De naam centuriatio vindt haar oorsprong in het feit dat een perceel bestond uit honderd heredia. Een heredium, letterlijk een erfgoed, besloeg 240 x 240 voet (of circa 70 x 70 meter). Dat was de oppervlakte die een kolonist theoretisch kreeg toebedeeld. Het kadaster bestond in wezen dus uit een geometrisch netwerk van lijnen die in het landschap werden uitgezet. De verdeling van het land op deze manier staat bekend als limitatio of de opdeling van het land in kruisende limites of grenzen. Dat gebeurde door de wegen, door de toegangswegen tot percelen, door grachten, door het leggen van stenen.

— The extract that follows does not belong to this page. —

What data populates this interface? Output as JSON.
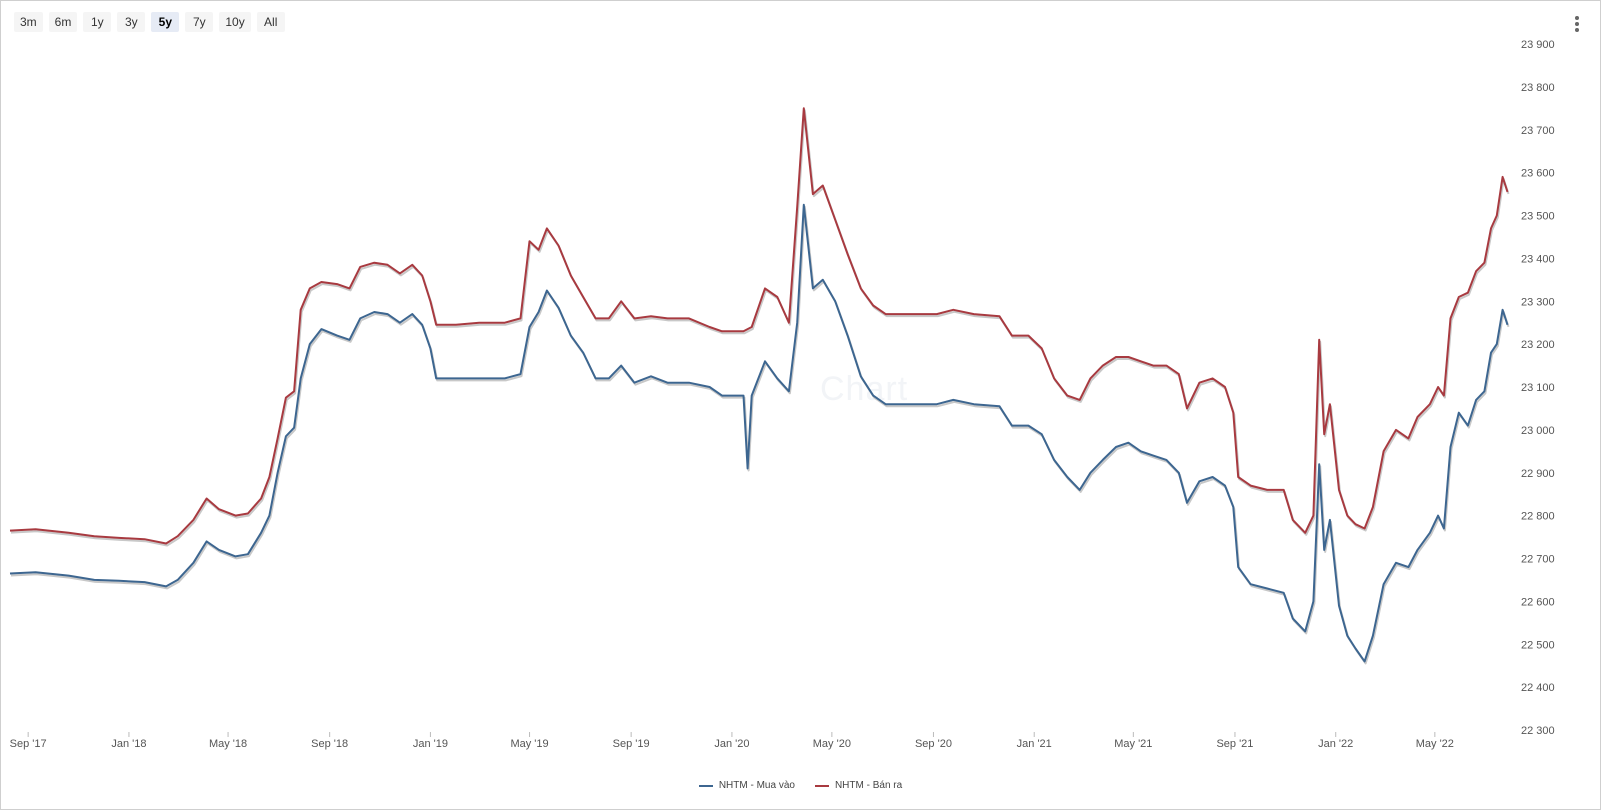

In tegenstelling tot wat men vroeger aannam zijn de lineaire sporen van dat netwerk niet noodzakelijk zichtbaar in het landschap, ook niet via de luchtfotografie. Dat maakt de studie van het Romeinse kadaster net zo moeilijk en een reconstructie zo hypothetisch. Eén van de belangrijkste epigrafische documenten is het unieke kadasterplan van Orange, het antieke Arausio, dat zich in het tabularium, het archief van de stad, bevond. Nergens in de Romeinse wereld vonden de archeologen nog een dergelijk epigrafisch kadaster terug. Het platteland rond Tongeren vertoont talrijke lineaire sporen die met de Romeinse landindeling in verband werden gebracht. De archeologen veronderstelden dat op ieder perceel, dat circa vijftig hectaren besloeg, theoretisch één villa lag.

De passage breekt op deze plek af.